Iraqi Shia cleric Moqtada al-Sadr has called for calm following suicide bombings on Shia Muslims and said the first priority after last month's elections should be for occupation forces to leave.
Mr Sadr, who led two bloody uprisings against US-led troops in April and August, also told Arab satellite television Al Jazeera on Sunday that he would not take part in Iraq's political process as long as US-led forces remained.
Suicide bombings over the weekend killed at least 50 while Shia Muslims were marking Ashura, the most important day in their religious calendar. The attacks are believed to have been the work of Sunni militants determined to foment sectarian division and drive Iraq towards civil war.

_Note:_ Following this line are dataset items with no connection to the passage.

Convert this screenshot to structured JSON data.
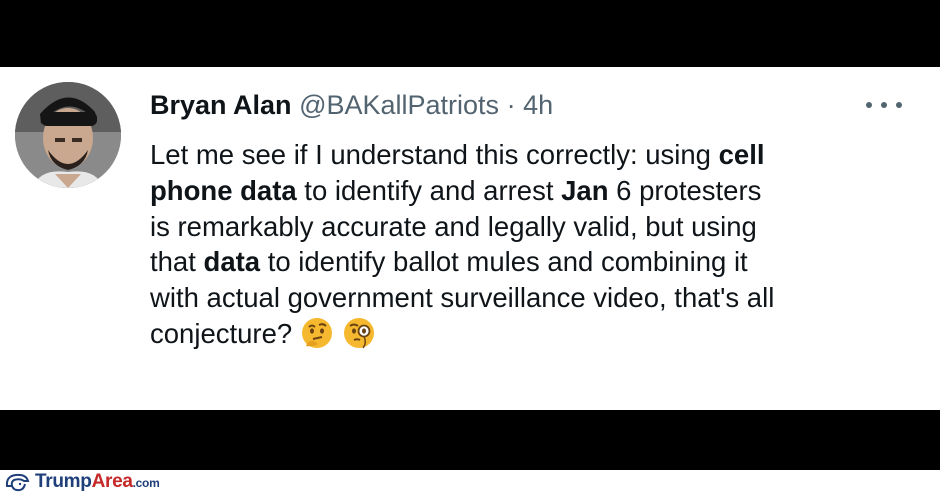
{
  "tweet": {
    "author_name": "Bryan Alan",
    "handle": "@BAKallPatriots",
    "separator": "·",
    "time": "4h",
    "avatar_icon": "profile-photo",
    "more_icon": "more-options-icon",
    "lines": [
      {
        "segments": [
          {
            "text": "Let me see if I understand this correctly: using ",
            "bold": false
          },
          {
            "text": "cell",
            "bold": true
          }
        ]
      },
      {
        "segments": [
          {
            "text": "phone data",
            "bold": true
          },
          {
            "text": " to identify and arrest ",
            "bold": false
          },
          {
            "text": "Jan",
            "bold": true
          },
          {
            "text": " 6 protesters",
            "bold": false
          }
        ]
      },
      {
        "segments": [
          {
            "text": "is remarkably accurate and legally valid, but using",
            "bold": false
          }
        ]
      },
      {
        "segments": [
          {
            "text": "that ",
            "bold": false
          },
          {
            "text": "data",
            "bold": true
          },
          {
            "text": " to identify ballot mules and combining it",
            "bold": false
          }
        ]
      },
      {
        "segments": [
          {
            "text": "with actual government surveillance video, that's all",
            "bold": false
          }
        ]
      },
      {
        "segments": [
          {
            "text": "conjecture?",
            "bold": false
          }
        ]
      }
    ],
    "emojis": [
      "thinking-face-emoji",
      "face-with-monocle-emoji"
    ]
  },
  "watermark": {
    "brand_part1": "Trump",
    "brand_part2": "Area",
    "tld": ".com",
    "logo_icon": "trump-silhouette-logo"
  },
  "colors": {
    "name": "#0f1419",
    "meta": "#536471",
    "background_frame": "#000000",
    "watermark_blue": "#1f3f7a",
    "watermark_red": "#c62828"
  }
}
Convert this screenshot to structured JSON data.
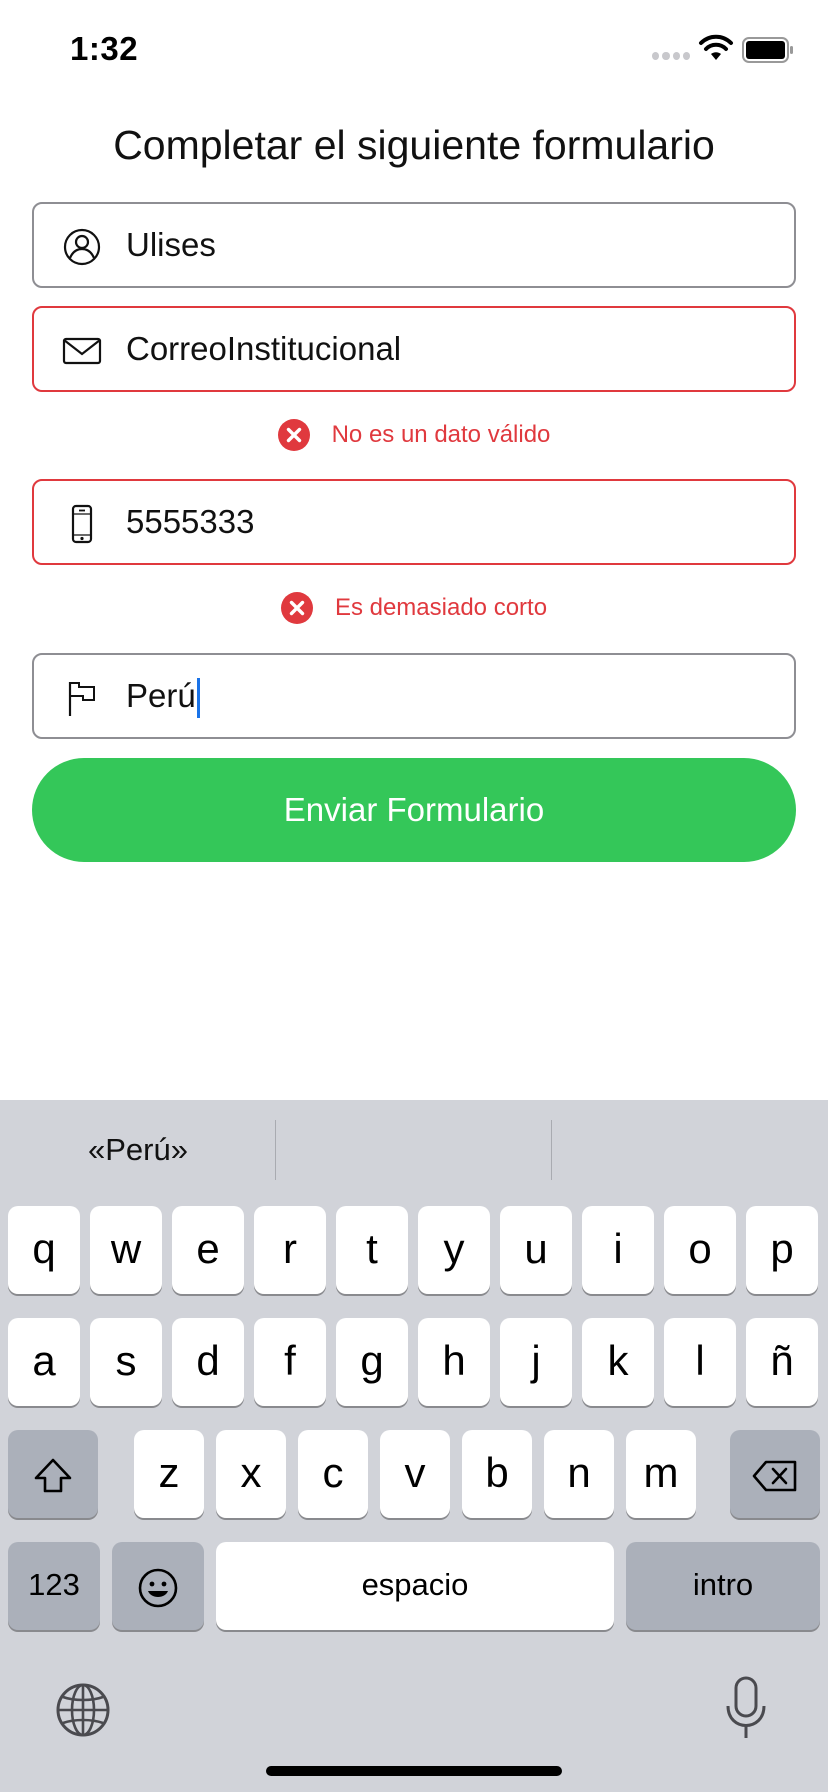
{
  "status_bar": {
    "time": "1:32"
  },
  "form": {
    "title": "Completar el siguiente formulario",
    "fields": [
      {
        "icon": "user-icon",
        "value": "Ulises",
        "error": false
      },
      {
        "icon": "mail-icon",
        "value": "CorreoInstitucional",
        "error": true,
        "error_text": "No es un dato válido"
      },
      {
        "icon": "phone-icon",
        "value": "5555333",
        "error": true,
        "error_text": "Es demasiado corto"
      },
      {
        "icon": "flag-icon",
        "value": "Perú",
        "error": false,
        "focused": true
      }
    ],
    "submit_label": "Enviar Formulario"
  },
  "colors": {
    "accent_green": "#34c759",
    "error_red": "#e0393e",
    "caret_blue": "#1a73e8"
  },
  "keyboard": {
    "suggestions": [
      "«Perú»",
      "",
      ""
    ],
    "row1": [
      "q",
      "w",
      "e",
      "r",
      "t",
      "y",
      "u",
      "i",
      "o",
      "p"
    ],
    "row2": [
      "a",
      "s",
      "d",
      "f",
      "g",
      "h",
      "j",
      "k",
      "l",
      "ñ"
    ],
    "row3": [
      "z",
      "x",
      "c",
      "v",
      "b",
      "n",
      "m"
    ],
    "numbers_label": "123",
    "space_label": "espacio",
    "return_label": "intro"
  }
}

"I ask all parties to show patience and not to be dragged into the plots of the West which aim to destabilise the country and justify the presence of the occupation," Sadr said.
"Any attack on any Iraqi group is an attack on all Iraqis . . . and it is wrong for a Muslim to kill a Muslim."
The cleric, who has repeatedly condemned the ballot being held under occupation, said that if a new Iraqi government did not ask foreign forces to leave or set a timetable for their pullout, elections would have been useless.
"If elections open the door for the occupier to leave Iraq then it is a good thing. But if that is not the case, it will not have a real effect on the country or on Iraqis," he said.
"As long as the occupier is in Iraq, I will not take part in politics, whether in posts or the drafting of the constitution, because the occupier will intervene in one way or another."
But Sadr said all Iraqis should be allowed to participate in the country's political process, including minority Sunni Muslims, most of whom rejected the elections that handed power to the country's 60 per cent Shia majority.